Project 01 — Robotics
My first robot. Learning fundamental concepts in building and programming a robotic arm; from scratch, in the real world.
This project was the starting point of my robotics journey. I built a robotic arm and programmed it to manipulate objects, specifically, to pick up and roll dice. The goal wasn't a polished product; it was to get my hands dirty with the full stack of robotics: hardware assembly, motor control, and C programming on embedded systems.
What drew me to robotics was the gap between simulation and reality. Tools like Gazebo and RViz can model a world, but they can't teach you what happens when a power supply delivers inconsistent voltage and your servo starts jittering at 3am.
Built the physical arm from servo motors and a knob shield, wiring everything to an Arduino. Learned how small tolerances in mechanical assembly compound into large positional errors.
Wrote C code to control servo positions using Action Groups — predefined motion sequences the arm could execute. Learned about Baud Rate, degrees of freedom, and how to map real-world positions to motor angles.
Gave the robot a purpose: pick up a die, hold it, and release it in a controlled roll. Having a concrete task turned abstract debugging into motivated problem-solving — when it wasn't working, I had a reason to keep going.

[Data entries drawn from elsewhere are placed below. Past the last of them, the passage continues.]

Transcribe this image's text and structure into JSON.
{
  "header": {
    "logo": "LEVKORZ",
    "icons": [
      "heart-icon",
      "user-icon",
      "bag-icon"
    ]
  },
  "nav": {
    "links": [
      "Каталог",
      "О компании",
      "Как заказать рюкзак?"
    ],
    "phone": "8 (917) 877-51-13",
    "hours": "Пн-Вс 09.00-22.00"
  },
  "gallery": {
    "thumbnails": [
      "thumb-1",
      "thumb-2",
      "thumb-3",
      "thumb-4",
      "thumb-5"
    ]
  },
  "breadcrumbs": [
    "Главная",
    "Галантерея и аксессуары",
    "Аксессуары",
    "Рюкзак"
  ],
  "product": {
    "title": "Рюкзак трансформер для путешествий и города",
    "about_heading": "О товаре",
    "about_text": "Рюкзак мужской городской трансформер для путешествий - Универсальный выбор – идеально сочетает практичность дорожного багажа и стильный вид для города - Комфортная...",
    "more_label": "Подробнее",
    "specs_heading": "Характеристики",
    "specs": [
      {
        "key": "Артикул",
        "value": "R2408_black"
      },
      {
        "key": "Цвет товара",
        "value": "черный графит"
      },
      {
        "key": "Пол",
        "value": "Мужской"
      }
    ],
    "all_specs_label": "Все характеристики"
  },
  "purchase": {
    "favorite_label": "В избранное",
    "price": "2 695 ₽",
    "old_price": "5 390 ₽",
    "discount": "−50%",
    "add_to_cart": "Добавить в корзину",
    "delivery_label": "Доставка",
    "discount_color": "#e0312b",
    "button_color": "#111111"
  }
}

The arm developed 'jitters' from an underpowered supply. Tracing that back to the root cause — and fixing it — taught me more about reliable embedded systems than any simulation could.
"Simulation tools like Gazebo or RViz can only go so far. Running into real-world problems like 'jitters' from not enough power taught me how crucial reliability will be for human-centric tasks."
Software, mechanics, and electronics are inseparable. Building a robot requires holding all three in your head at once. A bug in your code might actually be a mechanical tolerance issue, or a power delivery problem.
Purpose is a debugging tool. Having a goal — rolling dice — gave me motivation to push through failure. Robots that serve a human need are more motivating to fix than robots that serve a spec.
The leading question this project raised: how can I teach a robot intuitively? Using kinematics, computer vision, and ML, this becomes achievable — and it's the direction I want to go next.
Real-world reliability is non-negotiable for human-centric tasks. A robot that jitters in a lab is a curiosity. A robot that jitters around a person is a liability. This project made that concrete.